September 13, 2014

Does ISIS Demand A Radical Rethinking of U.S. Middle East Policy?

Let's leave aside the fact that the majority of ISIS is made up of pig ignorant barbarians who behead people for fun, take women as slaves, employ child soldiers, commit mass killings, and spread previously eradicated diseases such as polio.

They are a plague. It's self-evident. We don't need to hear denunciations from the Bullshiter-In-Chief to be against ISIS.

But is ISIS an enemy of the United States?

Has it attacked Washington's embassies, military personnel, military sites, civilian buildings?

No. It has done none of that.

But it has received training, arms, military guidance, and money from Washington and its top allies.

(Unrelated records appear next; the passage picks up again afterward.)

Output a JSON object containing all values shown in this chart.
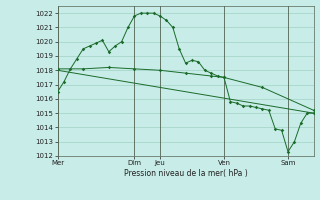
{
  "background_color": "#c8ece8",
  "grid_color": "#99ccbb",
  "line_color": "#1a6b2a",
  "text_color": "#222222",
  "xlabel": "Pression niveau de la mer( hPa )",
  "ylim": [
    1012,
    1022.5
  ],
  "yticks": [
    1012,
    1013,
    1014,
    1015,
    1016,
    1017,
    1018,
    1019,
    1020,
    1021,
    1022
  ],
  "xlim": [
    0,
    240
  ],
  "xtick_labels": [
    "Mer",
    "Dim",
    "Jeu",
    "Ven",
    "Sam"
  ],
  "xtick_positions": [
    0,
    72,
    96,
    156,
    216
  ],
  "vlines": [
    0,
    72,
    96,
    156,
    216
  ],
  "series1": {
    "x": [
      0,
      6,
      12,
      18,
      24,
      30,
      36,
      42,
      48,
      54,
      60,
      66,
      72,
      78,
      84,
      90,
      96,
      102,
      108,
      114,
      120,
      126,
      132,
      138,
      144,
      150,
      156,
      162,
      168,
      174,
      180,
      186,
      192,
      198,
      204,
      210,
      216,
      222,
      228,
      234,
      240
    ],
    "y": [
      1016.5,
      1017.2,
      1018.1,
      1018.8,
      1019.5,
      1019.7,
      1019.9,
      1020.1,
      1019.3,
      1019.7,
      1020.0,
      1021.0,
      1021.8,
      1022.0,
      1022.0,
      1022.0,
      1021.8,
      1021.5,
      1021.0,
      1019.5,
      1018.5,
      1018.7,
      1018.6,
      1018.0,
      1017.8,
      1017.6,
      1017.5,
      1015.8,
      1015.7,
      1015.5,
      1015.5,
      1015.4,
      1015.3,
      1015.2,
      1013.9,
      1013.8,
      1012.3,
      1013.0,
      1014.3,
      1015.0,
      1015.0
    ]
  },
  "series2": {
    "x": [
      0,
      24,
      48,
      72,
      96,
      120,
      144,
      156,
      192,
      240
    ],
    "y": [
      1018.1,
      1018.1,
      1018.2,
      1018.1,
      1018.0,
      1017.8,
      1017.6,
      1017.5,
      1016.8,
      1015.2
    ]
  },
  "series3": {
    "x": [
      0,
      240
    ],
    "y": [
      1018.0,
      1015.0
    ]
  },
  "figsize": [
    3.2,
    2.0
  ],
  "dpi": 100
}
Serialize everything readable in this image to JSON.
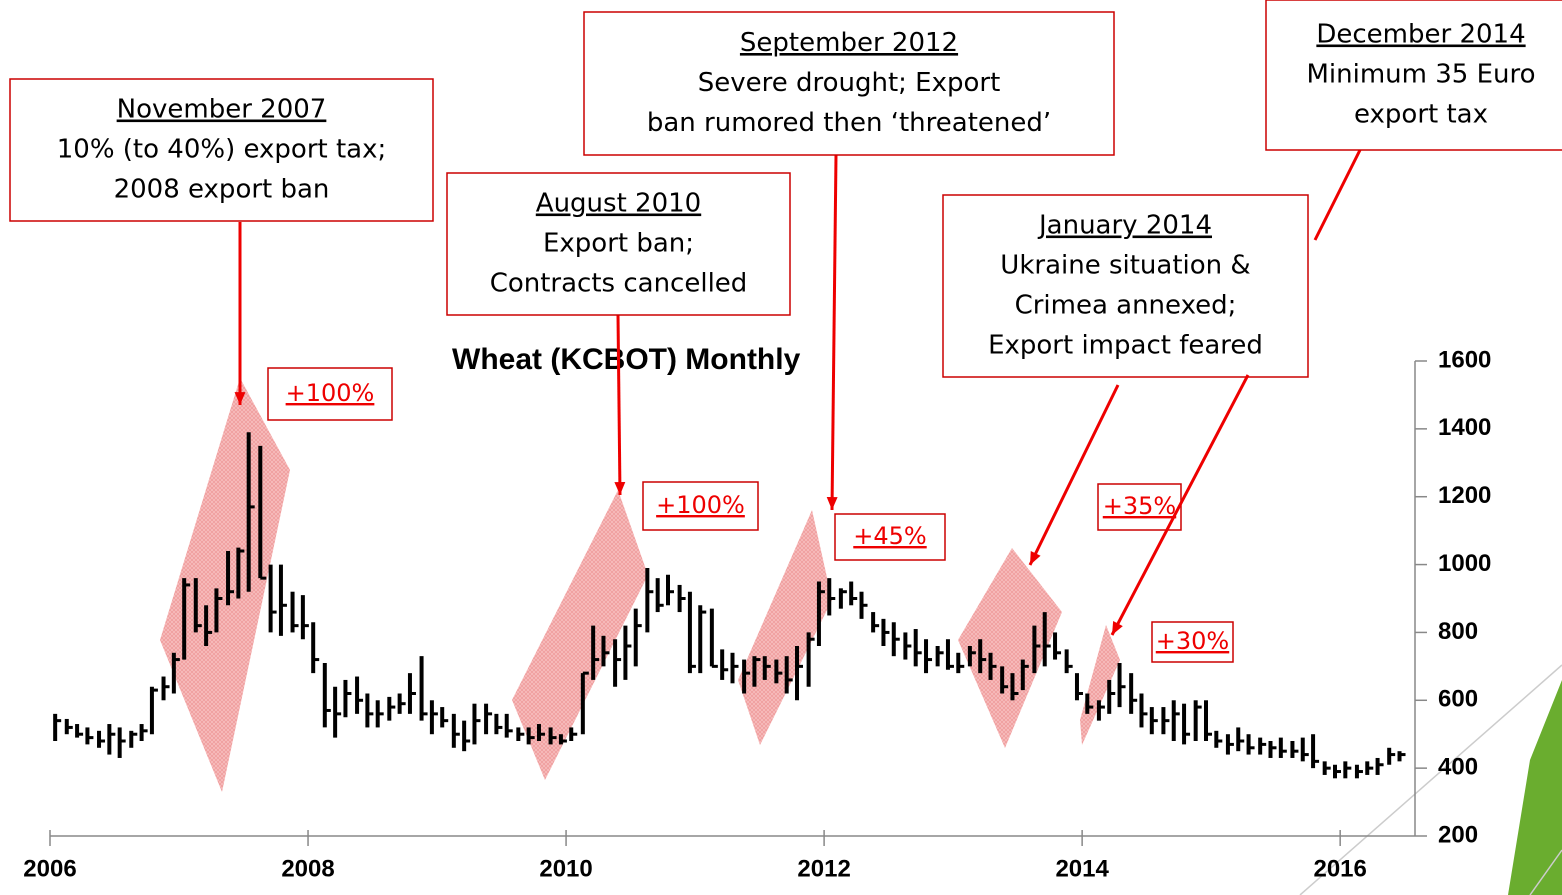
{
  "chart_data": {
    "type": "ohlc",
    "title": "Wheat (KCBOT) Monthly",
    "color": "#000000",
    "xlim": [
      2006,
      2016.58
    ],
    "xticks": [
      2006,
      2008,
      2010,
      2012,
      2014,
      2016
    ],
    "ylim": [
      200,
      1600
    ],
    "yticks": [
      200,
      400,
      600,
      800,
      1000,
      1200,
      1400,
      1600
    ],
    "x": [
      2006.04,
      2006.13,
      2006.21,
      2006.29,
      2006.38,
      2006.46,
      2006.54,
      2006.63,
      2006.71,
      2006.79,
      2006.88,
      2006.96,
      2007.04,
      2007.13,
      2007.21,
      2007.29,
      2007.38,
      2007.46,
      2007.54,
      2007.63,
      2007.71,
      2007.79,
      2007.88,
      2007.96,
      2008.04,
      2008.13,
      2008.21,
      2008.29,
      2008.38,
      2008.46,
      2008.54,
      2008.63,
      2008.71,
      2008.79,
      2008.88,
      2008.96,
      2009.04,
      2009.13,
      2009.21,
      2009.29,
      2009.38,
      2009.46,
      2009.54,
      2009.63,
      2009.71,
      2009.79,
      2009.88,
      2009.96,
      2010.04,
      2010.13,
      2010.21,
      2010.29,
      2010.38,
      2010.46,
      2010.54,
      2010.63,
      2010.71,
      2010.79,
      2010.88,
      2010.96,
      2011.04,
      2011.13,
      2011.21,
      2011.29,
      2011.38,
      2011.46,
      2011.54,
      2011.63,
      2011.71,
      2011.79,
      2011.88,
      2011.96,
      2012.04,
      2012.13,
      2012.21,
      2012.29,
      2012.38,
      2012.46,
      2012.54,
      2012.63,
      2012.71,
      2012.79,
      2012.88,
      2012.96,
      2013.04,
      2013.13,
      2013.21,
      2013.29,
      2013.38,
      2013.46,
      2013.54,
      2013.63,
      2013.71,
      2013.79,
      2013.88,
      2013.96,
      2014.04,
      2014.13,
      2014.21,
      2014.29,
      2014.38,
      2014.46,
      2014.54,
      2014.63,
      2014.71,
      2014.79,
      2014.88,
      2014.96,
      2015.04,
      2015.13,
      2015.21,
      2015.29,
      2015.38,
      2015.46,
      2015.54,
      2015.63,
      2015.71,
      2015.79,
      2015.88,
      2015.96,
      2016.04,
      2016.13,
      2016.21,
      2016.29,
      2016.38,
      2016.46
    ],
    "high": [
      560,
      545,
      530,
      520,
      510,
      530,
      520,
      510,
      530,
      640,
      670,
      740,
      960,
      960,
      880,
      930,
      1040,
      1050,
      1390,
      1350,
      1000,
      1000,
      920,
      910,
      830,
      710,
      640,
      660,
      670,
      620,
      600,
      610,
      620,
      680,
      730,
      600,
      580,
      560,
      540,
      590,
      590,
      560,
      560,
      520,
      520,
      530,
      520,
      500,
      520,
      680,
      820,
      790,
      780,
      820,
      870,
      990,
      960,
      970,
      940,
      920,
      880,
      870,
      750,
      740,
      720,
      730,
      730,
      720,
      730,
      760,
      800,
      950,
      960,
      930,
      950,
      920,
      860,
      840,
      830,
      800,
      810,
      780,
      760,
      780,
      740,
      760,
      780,
      740,
      700,
      680,
      720,
      820,
      860,
      800,
      750,
      680,
      620,
      600,
      660,
      710,
      680,
      620,
      580,
      580,
      600,
      590,
      600,
      600,
      510,
      500,
      520,
      500,
      490,
      480,
      490,
      480,
      490,
      500,
      420,
      410,
      420,
      410,
      420,
      430,
      460,
      450
    ],
    "low": [
      480,
      500,
      490,
      470,
      460,
      440,
      430,
      460,
      480,
      500,
      600,
      620,
      720,
      800,
      760,
      800,
      880,
      900,
      920,
      960,
      800,
      790,
      800,
      780,
      680,
      520,
      490,
      550,
      560,
      520,
      520,
      540,
      560,
      560,
      540,
      500,
      520,
      460,
      450,
      470,
      500,
      500,
      490,
      480,
      470,
      480,
      470,
      470,
      480,
      500,
      660,
      700,
      640,
      660,
      700,
      800,
      860,
      880,
      860,
      680,
      680,
      700,
      660,
      650,
      620,
      640,
      660,
      650,
      620,
      600,
      640,
      760,
      850,
      870,
      880,
      840,
      800,
      760,
      730,
      720,
      700,
      680,
      700,
      690,
      680,
      700,
      680,
      660,
      620,
      600,
      630,
      680,
      700,
      720,
      680,
      600,
      560,
      540,
      560,
      580,
      560,
      520,
      500,
      500,
      480,
      470,
      480,
      480,
      460,
      440,
      450,
      440,
      440,
      430,
      430,
      430,
      420,
      400,
      380,
      370,
      370,
      370,
      380,
      380,
      410,
      420
    ],
    "close": [
      540,
      520,
      500,
      490,
      480,
      500,
      480,
      500,
      510,
      630,
      640,
      720,
      940,
      820,
      800,
      900,
      920,
      1040,
      1170,
      960,
      860,
      880,
      820,
      820,
      720,
      570,
      560,
      620,
      600,
      560,
      560,
      580,
      590,
      620,
      560,
      560,
      540,
      500,
      480,
      540,
      560,
      520,
      510,
      500,
      490,
      500,
      490,
      480,
      500,
      680,
      720,
      740,
      720,
      760,
      820,
      920,
      880,
      920,
      900,
      700,
      860,
      700,
      690,
      700,
      680,
      720,
      700,
      680,
      660,
      700,
      780,
      920,
      900,
      920,
      900,
      880,
      820,
      800,
      780,
      760,
      740,
      720,
      740,
      700,
      700,
      740,
      720,
      700,
      640,
      620,
      700,
      760,
      760,
      740,
      700,
      620,
      580,
      580,
      620,
      640,
      600,
      560,
      540,
      540,
      560,
      500,
      580,
      500,
      480,
      470,
      480,
      460,
      470,
      460,
      450,
      450,
      440,
      420,
      400,
      390,
      400,
      390,
      400,
      410,
      440,
      440
    ],
    "annotations": [
      {
        "date": "November  2007",
        "text": [
          "10% (to 40%) export tax;",
          "2008 export ban"
        ],
        "change": "+100%"
      },
      {
        "date": "August 2010",
        "text": [
          "Export ban;",
          "Contracts cancelled"
        ],
        "change": "+100%"
      },
      {
        "date": "September  2012",
        "text": [
          "Severe drought;  Export",
          "ban rumored then ‘threatened’"
        ],
        "change": "+45%"
      },
      {
        "date": "January  2014",
        "text": [
          "Ukraine situation &",
          "Crimea annexed;",
          "Export impact feared"
        ],
        "change": "+35%"
      },
      {
        "date": "December  2014",
        "text": [
          "Minimum 35 Euro",
          "export tax"
        ],
        "change": "+30%"
      }
    ]
  }
}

According to a report by Aydinlik daily, ISIS planned the attack on Mosul in late February in a hotel in Istanbul under the supervision of the Turkish intelligence agency.

Washington has made itself an enemy of ISIS for public relations purposes only. ISIS is a strange enemy for the U.S. The reality is that U.S. allies are supporting and sheltering ISIS (Saudi Arabia, Qatar, Israel, Turkey) and U.S. enemies are fighting ISIS (Iran, Assad, Hezbollah, PKK).

Two years ago, top Obama administration officials wanted to use drones to assassinate the PKK's leadership, as a favour for Turkey, which it refused on the grounds that the plan was totally insane and counter-productive.

Two months ago, it was the same PKK fighters that Washington wanted to wipe out just yesterday who rescued the trapped Yezidis refugees hiding from ISIS on Sinjar mountain, a tragedy that President Obama used to justify renewed U.S. military action in Iraq. Obama has never bothered to mention the PKK's decisive role in the rescue operation.

The picture that is being painted is that Washington has no idea what it is doing in the Middle East, but that hasn't stopped it from using drones and other tools of air power in the region.

Maybe they would have more success if they knew the lay of the land better.